Welcome a new literary equal-opportunity offender

The Canadian Jewish News has a good story about Shani Boianjiu, the new literary phenom whose recent novel, The People of Forever Are Not Afraid (Random House), tracks several young women throughout and in the aftermath of their service in the Israeli Defense Forces. Boianjiu, 25, has already been published in the New Yorker and received the U.S. National Book Foundation’s Top 5 Under 35 Award in 2011. Her book has garnered plenty of critical attention, mostly positive, and has apparently already managed to offend both pro-Israeli and pro-Palestinian readers – always a good sign, as the author herself acknowledges in the interview.
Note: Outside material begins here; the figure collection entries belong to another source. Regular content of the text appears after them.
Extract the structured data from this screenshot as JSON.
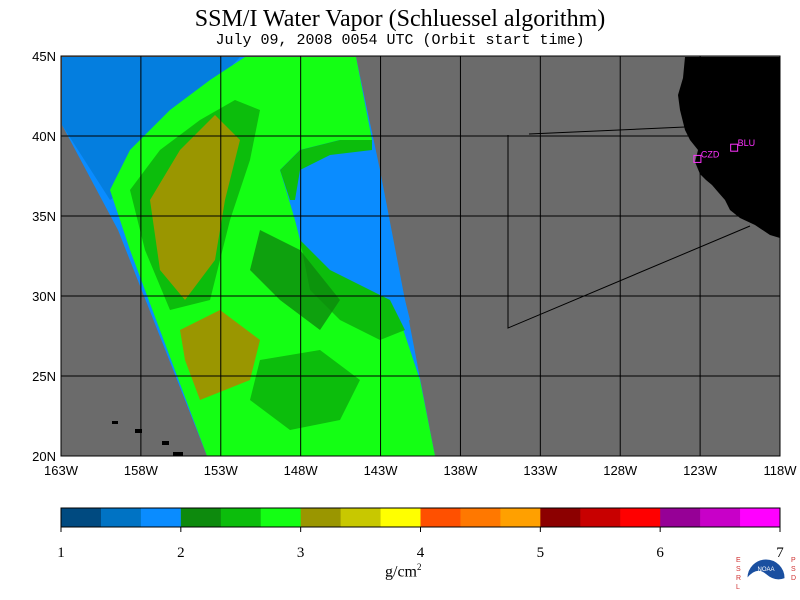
{
  "title": "SSM/I Water Vapor (Schluessel algorithm)",
  "subtitle": "July 09, 2008  0054 UTC  (Orbit start time)",
  "map": {
    "lat_labels": [
      "45N",
      "40N",
      "35N",
      "30N",
      "25N",
      "20N"
    ],
    "lon_labels": [
      "163W",
      "158W",
      "153W",
      "148W",
      "143W",
      "138W",
      "133W",
      "128W",
      "123W",
      "118W"
    ],
    "stations": [
      {
        "label": "CZD",
        "lon": -123.2,
        "lat": 38.6
      },
      {
        "label": "BLU",
        "lon": -120.9,
        "lat": 39.3
      }
    ],
    "colors": {
      "ocean": "#6b6b6b",
      "land": "#000000",
      "station": "#ff33ff",
      "grid": "#000000"
    }
  },
  "colorbar": {
    "ticks": [
      "1",
      "2",
      "3",
      "4",
      "5",
      "6",
      "7"
    ],
    "unit_base": "g/cm",
    "unit_exp": "2",
    "colors": [
      "#004a80",
      "#0073c4",
      "#0a8cff",
      "#0d8a0d",
      "#0cbd0c",
      "#14ff14",
      "#9a9600",
      "#c8c800",
      "#ffff00",
      "#ff5000",
      "#ff7800",
      "#ffa000",
      "#8c0000",
      "#c80000",
      "#ff0000",
      "#960096",
      "#c800c8",
      "#ff00ff"
    ]
  },
  "logo": {
    "left_text": "ESRL",
    "right_text": "PSD",
    "center_text": "NOAA"
  }
}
Boianjiu is now facing the interesting challenge of creating, in collaboration with a translator, a Hebrew translation for her book, originally written in English:

Some of the charm in the book is the way the English words are used, she said. “You have to find different ways to convey the same type of playfulness.” She said she’s a bit nervous for the Hebrew translation’s release, mostly because she is embarrassed to have her family and friends read it.
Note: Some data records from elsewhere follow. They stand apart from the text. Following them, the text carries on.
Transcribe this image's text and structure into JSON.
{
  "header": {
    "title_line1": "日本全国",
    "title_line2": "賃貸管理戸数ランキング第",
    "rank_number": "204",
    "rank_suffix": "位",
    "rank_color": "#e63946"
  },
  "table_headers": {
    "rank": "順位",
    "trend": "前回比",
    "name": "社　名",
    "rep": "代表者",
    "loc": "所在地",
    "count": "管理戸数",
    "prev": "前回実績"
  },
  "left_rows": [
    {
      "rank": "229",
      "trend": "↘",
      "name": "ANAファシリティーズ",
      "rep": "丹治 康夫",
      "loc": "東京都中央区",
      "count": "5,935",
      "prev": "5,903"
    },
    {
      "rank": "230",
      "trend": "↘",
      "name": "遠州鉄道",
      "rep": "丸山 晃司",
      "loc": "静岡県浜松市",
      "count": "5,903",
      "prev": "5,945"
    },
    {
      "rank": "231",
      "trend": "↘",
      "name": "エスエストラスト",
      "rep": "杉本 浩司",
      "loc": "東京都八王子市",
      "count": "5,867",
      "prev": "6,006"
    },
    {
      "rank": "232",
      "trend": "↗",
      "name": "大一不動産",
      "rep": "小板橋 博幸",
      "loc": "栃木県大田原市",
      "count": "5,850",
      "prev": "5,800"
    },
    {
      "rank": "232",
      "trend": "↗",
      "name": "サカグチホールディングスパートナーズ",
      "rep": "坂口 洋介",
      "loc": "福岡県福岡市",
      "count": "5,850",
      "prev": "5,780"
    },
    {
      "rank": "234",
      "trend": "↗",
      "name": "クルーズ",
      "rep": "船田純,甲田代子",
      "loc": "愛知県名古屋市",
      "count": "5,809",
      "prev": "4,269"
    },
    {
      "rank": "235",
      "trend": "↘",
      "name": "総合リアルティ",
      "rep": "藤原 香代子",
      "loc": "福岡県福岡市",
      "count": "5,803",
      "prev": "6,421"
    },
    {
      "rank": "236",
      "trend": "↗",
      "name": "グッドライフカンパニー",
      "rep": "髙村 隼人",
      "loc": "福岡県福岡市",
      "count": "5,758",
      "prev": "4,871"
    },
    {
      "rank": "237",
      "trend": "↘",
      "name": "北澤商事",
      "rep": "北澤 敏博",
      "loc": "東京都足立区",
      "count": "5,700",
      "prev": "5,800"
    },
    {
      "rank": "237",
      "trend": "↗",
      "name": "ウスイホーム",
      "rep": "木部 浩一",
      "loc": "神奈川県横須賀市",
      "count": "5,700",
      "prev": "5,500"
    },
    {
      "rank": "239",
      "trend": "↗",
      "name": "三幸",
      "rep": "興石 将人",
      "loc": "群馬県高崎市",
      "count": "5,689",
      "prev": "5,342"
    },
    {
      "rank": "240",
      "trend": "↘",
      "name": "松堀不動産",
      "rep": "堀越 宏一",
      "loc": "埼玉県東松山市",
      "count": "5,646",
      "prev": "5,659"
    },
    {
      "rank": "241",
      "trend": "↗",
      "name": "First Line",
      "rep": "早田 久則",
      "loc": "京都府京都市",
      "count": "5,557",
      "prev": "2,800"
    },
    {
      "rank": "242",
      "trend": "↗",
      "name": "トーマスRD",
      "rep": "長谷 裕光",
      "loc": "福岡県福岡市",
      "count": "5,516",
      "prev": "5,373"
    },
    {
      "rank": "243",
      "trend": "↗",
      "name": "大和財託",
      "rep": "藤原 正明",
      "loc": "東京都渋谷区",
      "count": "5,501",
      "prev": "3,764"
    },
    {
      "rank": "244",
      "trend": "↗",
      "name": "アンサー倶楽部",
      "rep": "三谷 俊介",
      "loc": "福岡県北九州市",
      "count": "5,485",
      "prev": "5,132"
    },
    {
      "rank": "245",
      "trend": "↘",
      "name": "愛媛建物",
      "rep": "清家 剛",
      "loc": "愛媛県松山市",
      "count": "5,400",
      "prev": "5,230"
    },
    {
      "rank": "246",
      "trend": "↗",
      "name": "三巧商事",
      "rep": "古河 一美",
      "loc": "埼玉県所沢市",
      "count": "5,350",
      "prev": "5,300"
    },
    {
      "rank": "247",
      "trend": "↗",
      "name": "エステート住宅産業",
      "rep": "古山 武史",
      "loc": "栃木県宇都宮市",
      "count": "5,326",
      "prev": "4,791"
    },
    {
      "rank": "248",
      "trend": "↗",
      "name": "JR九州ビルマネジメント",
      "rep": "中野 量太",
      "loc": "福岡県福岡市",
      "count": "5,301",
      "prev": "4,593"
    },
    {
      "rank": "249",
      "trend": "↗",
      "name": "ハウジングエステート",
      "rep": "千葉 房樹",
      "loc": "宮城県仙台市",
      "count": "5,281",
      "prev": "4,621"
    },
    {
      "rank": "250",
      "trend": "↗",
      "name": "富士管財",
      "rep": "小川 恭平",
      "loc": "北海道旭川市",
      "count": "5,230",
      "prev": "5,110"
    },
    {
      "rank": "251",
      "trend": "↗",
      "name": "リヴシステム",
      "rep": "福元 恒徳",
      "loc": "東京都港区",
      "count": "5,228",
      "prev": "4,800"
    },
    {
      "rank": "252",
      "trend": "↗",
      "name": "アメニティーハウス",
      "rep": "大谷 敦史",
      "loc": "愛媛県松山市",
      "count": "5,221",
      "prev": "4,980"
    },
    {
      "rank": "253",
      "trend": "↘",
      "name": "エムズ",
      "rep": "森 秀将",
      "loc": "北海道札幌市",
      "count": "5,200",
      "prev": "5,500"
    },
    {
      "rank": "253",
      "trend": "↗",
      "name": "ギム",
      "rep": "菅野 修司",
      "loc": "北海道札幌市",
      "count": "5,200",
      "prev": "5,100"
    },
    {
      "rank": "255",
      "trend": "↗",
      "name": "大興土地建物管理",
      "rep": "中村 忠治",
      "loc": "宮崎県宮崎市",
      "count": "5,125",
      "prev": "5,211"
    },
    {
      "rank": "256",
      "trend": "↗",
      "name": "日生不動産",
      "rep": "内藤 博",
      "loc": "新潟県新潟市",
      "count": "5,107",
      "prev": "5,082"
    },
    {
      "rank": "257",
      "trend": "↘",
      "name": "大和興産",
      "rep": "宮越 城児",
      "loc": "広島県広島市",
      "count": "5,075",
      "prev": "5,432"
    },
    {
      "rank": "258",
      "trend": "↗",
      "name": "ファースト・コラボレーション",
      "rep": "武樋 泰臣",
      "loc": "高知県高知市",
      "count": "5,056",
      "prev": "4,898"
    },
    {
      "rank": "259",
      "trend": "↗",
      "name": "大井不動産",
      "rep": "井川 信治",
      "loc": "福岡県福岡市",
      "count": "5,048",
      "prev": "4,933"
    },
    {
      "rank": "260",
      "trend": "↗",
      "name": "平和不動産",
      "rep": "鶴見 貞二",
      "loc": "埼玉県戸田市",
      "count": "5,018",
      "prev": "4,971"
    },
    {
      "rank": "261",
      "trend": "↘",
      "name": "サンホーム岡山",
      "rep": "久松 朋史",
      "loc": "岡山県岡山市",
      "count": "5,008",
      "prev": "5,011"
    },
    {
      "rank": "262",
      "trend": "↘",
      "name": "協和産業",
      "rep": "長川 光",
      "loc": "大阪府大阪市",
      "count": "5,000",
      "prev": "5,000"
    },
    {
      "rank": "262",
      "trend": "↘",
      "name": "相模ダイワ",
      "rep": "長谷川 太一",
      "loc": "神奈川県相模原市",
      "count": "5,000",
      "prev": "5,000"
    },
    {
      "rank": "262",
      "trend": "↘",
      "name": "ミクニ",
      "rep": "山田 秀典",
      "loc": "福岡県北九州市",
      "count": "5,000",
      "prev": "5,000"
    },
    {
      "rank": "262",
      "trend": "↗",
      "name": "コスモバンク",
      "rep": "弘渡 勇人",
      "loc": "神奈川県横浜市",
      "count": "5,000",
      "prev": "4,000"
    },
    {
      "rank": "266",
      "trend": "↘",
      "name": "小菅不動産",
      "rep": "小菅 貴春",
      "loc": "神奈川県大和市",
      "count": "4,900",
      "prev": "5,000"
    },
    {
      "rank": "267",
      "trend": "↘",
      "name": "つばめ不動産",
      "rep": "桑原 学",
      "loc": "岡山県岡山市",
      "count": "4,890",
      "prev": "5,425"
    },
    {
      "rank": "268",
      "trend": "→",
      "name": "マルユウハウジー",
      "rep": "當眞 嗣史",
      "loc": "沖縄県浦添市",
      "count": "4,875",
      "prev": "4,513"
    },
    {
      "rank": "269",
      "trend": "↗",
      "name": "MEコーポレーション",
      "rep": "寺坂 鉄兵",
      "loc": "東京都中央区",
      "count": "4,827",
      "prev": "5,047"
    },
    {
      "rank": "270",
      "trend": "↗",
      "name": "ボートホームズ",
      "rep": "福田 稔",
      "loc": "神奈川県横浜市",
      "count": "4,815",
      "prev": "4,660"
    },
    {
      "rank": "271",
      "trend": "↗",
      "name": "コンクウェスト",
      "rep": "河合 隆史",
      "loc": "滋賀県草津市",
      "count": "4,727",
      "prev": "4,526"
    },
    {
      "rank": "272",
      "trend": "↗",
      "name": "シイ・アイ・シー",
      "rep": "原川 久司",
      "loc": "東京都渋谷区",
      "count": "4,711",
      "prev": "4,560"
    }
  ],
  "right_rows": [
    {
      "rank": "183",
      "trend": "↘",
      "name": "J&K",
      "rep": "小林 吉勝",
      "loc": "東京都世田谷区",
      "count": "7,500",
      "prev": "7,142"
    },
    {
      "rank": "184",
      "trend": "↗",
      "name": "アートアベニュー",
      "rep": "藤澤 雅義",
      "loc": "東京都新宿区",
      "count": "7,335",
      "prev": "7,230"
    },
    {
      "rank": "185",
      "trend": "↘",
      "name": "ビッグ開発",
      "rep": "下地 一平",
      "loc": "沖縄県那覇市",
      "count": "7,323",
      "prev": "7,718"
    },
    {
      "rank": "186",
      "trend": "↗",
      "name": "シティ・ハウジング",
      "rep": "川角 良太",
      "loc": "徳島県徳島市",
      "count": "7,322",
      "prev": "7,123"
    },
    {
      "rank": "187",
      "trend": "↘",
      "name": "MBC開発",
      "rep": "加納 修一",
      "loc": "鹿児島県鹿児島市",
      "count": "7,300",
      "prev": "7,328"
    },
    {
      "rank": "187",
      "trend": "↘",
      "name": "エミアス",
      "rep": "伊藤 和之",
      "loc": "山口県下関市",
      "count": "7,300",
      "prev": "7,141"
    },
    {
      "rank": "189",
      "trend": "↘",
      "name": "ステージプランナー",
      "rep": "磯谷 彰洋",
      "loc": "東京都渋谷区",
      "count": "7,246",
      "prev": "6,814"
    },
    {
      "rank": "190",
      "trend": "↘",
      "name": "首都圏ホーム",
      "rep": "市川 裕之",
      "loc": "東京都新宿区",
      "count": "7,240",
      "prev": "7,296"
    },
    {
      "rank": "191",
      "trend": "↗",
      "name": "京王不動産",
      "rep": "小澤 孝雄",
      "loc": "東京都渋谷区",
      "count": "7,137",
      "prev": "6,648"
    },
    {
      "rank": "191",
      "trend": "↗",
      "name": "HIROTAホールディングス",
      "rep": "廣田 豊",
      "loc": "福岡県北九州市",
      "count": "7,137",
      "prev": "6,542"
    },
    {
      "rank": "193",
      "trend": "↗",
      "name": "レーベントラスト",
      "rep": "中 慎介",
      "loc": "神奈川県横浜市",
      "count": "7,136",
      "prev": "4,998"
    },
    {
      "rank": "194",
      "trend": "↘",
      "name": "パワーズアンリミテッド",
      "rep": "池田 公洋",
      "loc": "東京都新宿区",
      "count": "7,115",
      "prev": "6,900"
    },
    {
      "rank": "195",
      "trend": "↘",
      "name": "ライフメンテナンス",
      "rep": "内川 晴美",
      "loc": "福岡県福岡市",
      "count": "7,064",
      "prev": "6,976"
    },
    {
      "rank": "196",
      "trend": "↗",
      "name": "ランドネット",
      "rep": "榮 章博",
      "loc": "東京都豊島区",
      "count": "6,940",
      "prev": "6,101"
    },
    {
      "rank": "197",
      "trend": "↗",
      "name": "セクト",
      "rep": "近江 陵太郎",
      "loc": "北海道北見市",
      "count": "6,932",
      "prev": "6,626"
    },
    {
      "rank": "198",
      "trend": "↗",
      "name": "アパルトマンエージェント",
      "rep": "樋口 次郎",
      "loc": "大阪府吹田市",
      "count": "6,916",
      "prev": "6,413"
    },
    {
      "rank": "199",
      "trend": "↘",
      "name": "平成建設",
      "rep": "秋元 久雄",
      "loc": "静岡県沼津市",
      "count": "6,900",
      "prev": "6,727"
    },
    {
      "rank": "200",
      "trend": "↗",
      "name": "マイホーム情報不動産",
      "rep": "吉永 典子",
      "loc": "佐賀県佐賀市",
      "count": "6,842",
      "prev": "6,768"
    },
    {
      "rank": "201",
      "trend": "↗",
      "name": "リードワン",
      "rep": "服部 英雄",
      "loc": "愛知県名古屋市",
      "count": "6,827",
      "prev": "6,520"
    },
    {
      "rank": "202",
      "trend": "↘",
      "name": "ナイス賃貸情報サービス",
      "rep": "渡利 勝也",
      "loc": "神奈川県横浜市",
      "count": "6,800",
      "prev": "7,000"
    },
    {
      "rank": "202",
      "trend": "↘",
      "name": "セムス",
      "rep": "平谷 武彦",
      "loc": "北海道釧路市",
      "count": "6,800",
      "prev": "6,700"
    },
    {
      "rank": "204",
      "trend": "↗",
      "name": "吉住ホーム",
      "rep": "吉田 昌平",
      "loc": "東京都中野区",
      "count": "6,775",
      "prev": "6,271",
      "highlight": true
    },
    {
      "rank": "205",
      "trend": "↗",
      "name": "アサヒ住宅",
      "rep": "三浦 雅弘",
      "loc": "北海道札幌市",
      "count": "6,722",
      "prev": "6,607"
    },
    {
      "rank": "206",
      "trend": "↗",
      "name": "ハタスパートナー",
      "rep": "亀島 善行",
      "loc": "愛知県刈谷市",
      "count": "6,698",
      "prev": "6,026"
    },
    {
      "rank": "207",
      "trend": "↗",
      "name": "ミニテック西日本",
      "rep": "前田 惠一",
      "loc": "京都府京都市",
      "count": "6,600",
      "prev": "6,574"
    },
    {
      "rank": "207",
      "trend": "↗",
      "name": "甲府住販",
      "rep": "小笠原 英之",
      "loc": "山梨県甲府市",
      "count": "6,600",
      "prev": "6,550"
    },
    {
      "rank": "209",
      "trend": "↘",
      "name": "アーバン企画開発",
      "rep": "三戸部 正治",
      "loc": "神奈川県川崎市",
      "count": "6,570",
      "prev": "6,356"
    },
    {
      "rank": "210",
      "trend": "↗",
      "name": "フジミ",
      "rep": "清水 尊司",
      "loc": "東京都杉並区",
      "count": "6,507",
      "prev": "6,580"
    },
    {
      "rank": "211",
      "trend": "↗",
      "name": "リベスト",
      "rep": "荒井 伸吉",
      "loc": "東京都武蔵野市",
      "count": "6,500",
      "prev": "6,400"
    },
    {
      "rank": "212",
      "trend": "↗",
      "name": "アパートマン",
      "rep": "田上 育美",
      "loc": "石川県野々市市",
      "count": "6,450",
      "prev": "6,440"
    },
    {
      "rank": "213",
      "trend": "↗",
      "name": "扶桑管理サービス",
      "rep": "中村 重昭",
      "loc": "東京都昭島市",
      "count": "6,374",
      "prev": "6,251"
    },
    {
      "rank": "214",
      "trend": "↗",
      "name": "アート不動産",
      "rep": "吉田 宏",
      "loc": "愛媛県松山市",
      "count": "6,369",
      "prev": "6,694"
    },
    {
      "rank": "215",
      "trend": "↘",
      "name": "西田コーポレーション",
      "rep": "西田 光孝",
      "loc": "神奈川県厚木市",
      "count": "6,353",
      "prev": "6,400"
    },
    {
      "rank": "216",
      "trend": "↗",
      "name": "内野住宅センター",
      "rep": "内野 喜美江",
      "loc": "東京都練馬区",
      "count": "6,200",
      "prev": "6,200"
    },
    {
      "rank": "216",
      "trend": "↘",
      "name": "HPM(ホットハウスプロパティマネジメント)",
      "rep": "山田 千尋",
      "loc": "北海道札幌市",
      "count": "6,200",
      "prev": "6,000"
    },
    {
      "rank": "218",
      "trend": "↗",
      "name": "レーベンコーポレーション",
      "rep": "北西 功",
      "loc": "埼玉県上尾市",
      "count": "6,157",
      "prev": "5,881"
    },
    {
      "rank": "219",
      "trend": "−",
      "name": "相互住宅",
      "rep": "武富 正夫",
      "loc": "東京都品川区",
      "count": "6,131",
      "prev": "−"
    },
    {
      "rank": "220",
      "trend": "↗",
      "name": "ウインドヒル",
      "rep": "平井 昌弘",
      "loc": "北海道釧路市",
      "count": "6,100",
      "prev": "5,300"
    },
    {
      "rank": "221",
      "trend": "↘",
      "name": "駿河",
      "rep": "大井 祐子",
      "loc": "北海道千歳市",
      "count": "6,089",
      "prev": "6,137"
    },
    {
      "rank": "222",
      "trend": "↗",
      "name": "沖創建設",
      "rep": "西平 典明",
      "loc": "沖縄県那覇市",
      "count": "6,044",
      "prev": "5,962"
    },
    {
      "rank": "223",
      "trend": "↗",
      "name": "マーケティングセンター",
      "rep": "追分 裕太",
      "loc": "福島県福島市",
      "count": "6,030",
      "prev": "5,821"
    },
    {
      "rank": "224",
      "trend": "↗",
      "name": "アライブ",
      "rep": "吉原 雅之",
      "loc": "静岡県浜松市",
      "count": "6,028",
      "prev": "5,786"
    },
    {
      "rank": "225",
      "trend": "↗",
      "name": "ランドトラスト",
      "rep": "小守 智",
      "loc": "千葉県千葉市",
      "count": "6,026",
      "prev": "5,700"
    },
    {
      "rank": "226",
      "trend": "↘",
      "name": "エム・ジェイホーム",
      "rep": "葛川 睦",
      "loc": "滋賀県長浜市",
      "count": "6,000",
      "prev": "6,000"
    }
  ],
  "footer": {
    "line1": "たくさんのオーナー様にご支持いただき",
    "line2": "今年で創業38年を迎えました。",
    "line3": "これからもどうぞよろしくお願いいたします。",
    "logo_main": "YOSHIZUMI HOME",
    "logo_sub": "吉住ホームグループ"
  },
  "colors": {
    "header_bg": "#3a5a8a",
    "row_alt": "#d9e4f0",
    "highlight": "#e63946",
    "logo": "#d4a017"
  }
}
I’m also intrigued by the critiques leveled against her for the portrayal of men in her story, described as “almost incidental characters, just there for the women’s pleasure, and many of them die early and violently.” I can see how that might be offensive, since I can’t think of a single literary or artistic work where the women are the incidental providers of male pleasure, conveniently disposed of through early, gory deaths – can you?